È una rivoluzione per il capitalismo italiano. Mercoledì 6 novembre Unicredit ha venduto per intero la sua quota in Mediobanca, attraverso una procedura di accelerated bookbuilding gestita da Bofa Securities Morgan Stanley e Unicredit Corporate & Investment Banking. Il regolamento dell’offerta è previsto in data 11 novembre 2019.
Unicredit ricaverà 800 milioni circa dall’oporazione, avvenuta all’interno di una forchetta di prezzo di 10,53-10,78 euro. Operazione che consentirà all’istituto gestito da Alberto Nagel di ricavare una cospicua plusvalenza. Il prezzo incorpora uno sconto del 2,3% circa rispetto all’ultimo prezzo di chiusura di Mediobanca preannuncio.
Il numero uno di Unicredit, Jean Pierre Mustier, si è impegnato a non interferire con l’assegnazione delle azioni e a “sostenere le economie reali nei diversi mercati”: il ricavato della cessione sarà infatti reinvestito nello sviluppo delle attività dei clienti.
L’impatto atteso dalla vendita, che sarà contabilizzata nel quarto trimestre, è sostanzialmente neutrale sul CET1 capital ratio di Unicredit.
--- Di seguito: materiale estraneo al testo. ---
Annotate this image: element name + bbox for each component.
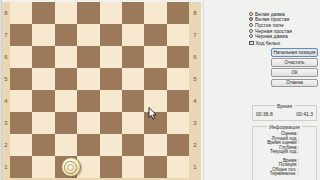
square-h5[interactable] (167, 68, 189, 90)
square-a2[interactable] (10, 134, 32, 156)
white-time: 00:36.8 (256, 111, 273, 117)
square-f4[interactable] (122, 90, 144, 112)
rank-label: 7 (189, 24, 201, 46)
mouse-cursor-icon (148, 106, 157, 124)
square-e4[interactable] (100, 90, 122, 112)
rank-label: 4 (189, 90, 201, 112)
rank-label: 8 (2, 2, 10, 24)
rank-label: 3 (189, 112, 201, 134)
square-f5[interactable] (122, 68, 144, 90)
square-h6[interactable] (167, 46, 189, 68)
square-c8[interactable] (55, 2, 77, 24)
square-g6[interactable] (144, 46, 166, 68)
square-h3[interactable] (167, 112, 189, 134)
square-g2[interactable] (144, 134, 166, 156)
rank-label: 1 (189, 156, 201, 178)
square-d3[interactable] (77, 112, 99, 134)
square-c1[interactable] (55, 156, 77, 178)
square-f2[interactable] (122, 134, 144, 156)
rank-label: 8 (189, 2, 201, 24)
square-d6[interactable] (77, 46, 99, 68)
cancel-button[interactable]: Отмена (271, 79, 318, 88)
info-panel-legend: Информация (267, 124, 302, 130)
checkbox-icon: ✓ (249, 41, 254, 46)
panel-divider (203, 0, 204, 180)
white-to-move-checkbox[interactable]: ✓ Ход белых (249, 40, 280, 46)
square-f3[interactable] (122, 112, 144, 134)
square-g8[interactable] (144, 2, 166, 24)
info-rows: Оценка :Лучший ход :Время оценки :Глубин… (253, 132, 316, 177)
info-row: Терминальн. : (253, 172, 316, 177)
square-f8[interactable] (122, 2, 144, 24)
square-b5[interactable] (32, 68, 54, 90)
square-h7[interactable] (167, 24, 189, 46)
rank-label: 6 (189, 46, 201, 68)
file-label-strip (2, 178, 201, 180)
rank-label: 1 (2, 156, 10, 178)
rank-label: 4 (2, 90, 10, 112)
time-panel: Время 00:36.8 00:41.3 (252, 105, 317, 121)
square-b6[interactable] (32, 46, 54, 68)
rank-label: 7 (2, 24, 10, 46)
radio-icon (249, 29, 253, 33)
checkbox-label: Ход белых (256, 40, 281, 46)
square-f6[interactable] (122, 46, 144, 68)
square-h1[interactable] (167, 156, 189, 178)
piece-option-group: Белая дамкаБелая простаяПустое полеЧерна… (249, 11, 292, 39)
square-e5[interactable] (100, 68, 122, 90)
square-g7[interactable] (144, 24, 166, 46)
ok-button[interactable]: ОК (271, 68, 318, 77)
rank-labels-left: 87654321 (2, 2, 10, 178)
square-c3[interactable] (55, 112, 77, 134)
radio-icon (249, 23, 253, 27)
square-e2[interactable] (100, 134, 122, 156)
square-g5[interactable] (144, 68, 166, 90)
square-e8[interactable] (100, 2, 122, 24)
start-position-button[interactable]: Начальная позиция (271, 48, 318, 57)
square-a7[interactable] (10, 24, 32, 46)
square-b1[interactable] (32, 156, 54, 178)
rank-label: 2 (2, 134, 10, 156)
square-e7[interactable] (100, 24, 122, 46)
square-e3[interactable] (100, 112, 122, 134)
rank-label: 3 (2, 112, 10, 134)
radio-icon (249, 34, 253, 38)
square-b4[interactable] (32, 90, 54, 112)
square-h2[interactable] (167, 134, 189, 156)
square-d4[interactable] (77, 90, 99, 112)
square-c5[interactable] (55, 68, 77, 90)
square-c6[interactable] (55, 46, 77, 68)
dialog-buttons: Начальная позицияОчиститьОКОтмена (271, 48, 318, 87)
time-panel-legend: Время (275, 103, 294, 109)
square-g1[interactable] (144, 156, 166, 178)
rank-labels-right: 87654321 (189, 2, 201, 178)
square-a3[interactable] (10, 112, 32, 134)
piece-option[interactable]: Черная дамка (249, 33, 292, 39)
square-c2[interactable] (55, 134, 77, 156)
square-f1[interactable] (122, 156, 144, 178)
square-c7[interactable] (55, 24, 77, 46)
square-e6[interactable] (100, 46, 122, 68)
square-a5[interactable] (10, 68, 32, 90)
square-e1[interactable] (100, 156, 122, 178)
info-panel: Информация Оценка :Лучший ход :Время оце… (252, 126, 317, 180)
info-row: Текущий ход : (253, 150, 316, 155)
square-f7[interactable] (122, 24, 144, 46)
square-b2[interactable] (32, 134, 54, 156)
square-d2[interactable] (77, 134, 99, 156)
square-h8[interactable] (167, 2, 189, 24)
radio-icon (249, 17, 253, 21)
square-d7[interactable] (77, 24, 99, 46)
square-a1[interactable] (10, 156, 32, 178)
square-a6[interactable] (10, 46, 32, 68)
rank-label: 6 (2, 46, 10, 68)
rank-label: 5 (189, 68, 201, 90)
piece-option-label: Черная дамка (255, 33, 288, 39)
square-d5[interactable] (77, 68, 99, 90)
square-a8[interactable] (10, 2, 32, 24)
radio-icon (249, 12, 253, 16)
square-d8[interactable] (77, 2, 99, 24)
rank-label: 2 (189, 134, 201, 156)
checkers-board[interactable] (10, 2, 189, 178)
square-b7[interactable] (32, 24, 54, 46)
rank-label: 5 (2, 68, 10, 90)
square-a4[interactable] (10, 90, 32, 112)
square-b3[interactable] (32, 112, 54, 134)
square-c4[interactable] (55, 90, 77, 112)
white-checker-piece[interactable] (61, 157, 81, 177)
black-time: 00:41.3 (296, 111, 313, 117)
square-b8[interactable] (32, 2, 54, 24)
clear-button[interactable]: Очистить (271, 58, 318, 67)
square-h4[interactable] (167, 90, 189, 112)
L’istituto presenterà il nuovo piano industriale fra meno di un mese, il 3 dicembre.
Con questa operazione cambiano però gli equilibri sia in Mediobanca – sempre più public company – che in Generali, nel cui capitale Piazzetta Cuccia è primo azionista con il 13%.
In Mediobanca oggi Leonardo Del Vecchio, in attesa di salire oltre il 10%, conta sul 7,54% del capitale (più una quota di titoli rilevati nell’asta di merrcoledì), davanti a Vincent Bolloré, sceso al 6,73%.
In Generali, invece, Del Vecchio può contare sul 4,85% di Delfin, oltre al 13% in pancia a Mediobanca.
A questo punto, perciò, perde qualunque attendibilità l’ipotesi di alleanza tra Mustier e il ceo francese di Generali, Philippe Donnet, magari con l’appoggio di Bolloré, per portare in dote Generali ai francesi di Axa.
Di contro, Mediobanca diventa sempre più contendibile. È ancora presto per dire se Del Vecchio vorrà proseguire la scalata nel capitale di Piazzetta Cuccia, ma di certo la cessione della quota di Unicredit apre un buco nel capitale dell’istituto che potrebbe essere riempito da altri investitori italiani o esteri.
UNICREDIT: TRIMESTRALE OLTRE LE ATTESE, IL TITOLO CORRE
Per quanto riguarda i conti, Unicredit chiude i primi 9 mesi del 2019 con un utile netto di 4,3 miliardi e un utile rettificato di 3,3 miliardi (+8,2%), con un rote rettificato dell’8,7%. Nel terzo trimestre i profitti sono in rialzo del 25,7% a 1,1 miliardi. Il dato è sopra il consensus e il titolo in Borsa guadagna il 3,6%, in testa al Ftse Mib.
Il ceo, Jean Pierre Mustier, ha detto che “il trimestre ha beneficiato di solide dinamiche commerciali, di forti ricavi da negoziazione e della nostra attenzione alla gestione disciplinata dei costi, che continua a produrre risultati. Grazie alle nostre azioni proattive e decise abbiamo già raggiunto i nostri obiettivi chiave o comunque li supereremo entro la fine di quest’anno”.
Confermata quindi la guidance 2019, che prevede ricavi per 18,7 miliardi e un utile netto rettificato a 4,7 miliardi, con rote maggiore del 9% e rote del group core maggiore del 10% per l’intero 2019.
MUSTIER: “PENSIAMO A HOLDING INTERNAZIONALE CON BASE IN ITALIA”
Nel corso della conference call con gli analisti, Mustier ha poi aggiunto: “Non abbiamo mai detto che avremmo avuto una holding company in Germania. Abbiamo detto che vogliamo avere una holding internazionale e che sarà’ basata in Italia e che non sarà quotata. Questo è quello che abbiamo in mente”.
Inoltre, “siamo aperti alla possibilità di valutare buyback nel caso in cui le nostre azioni trattino a sconto sul patrimonio tangibile”, ha detto ancora il manager francese.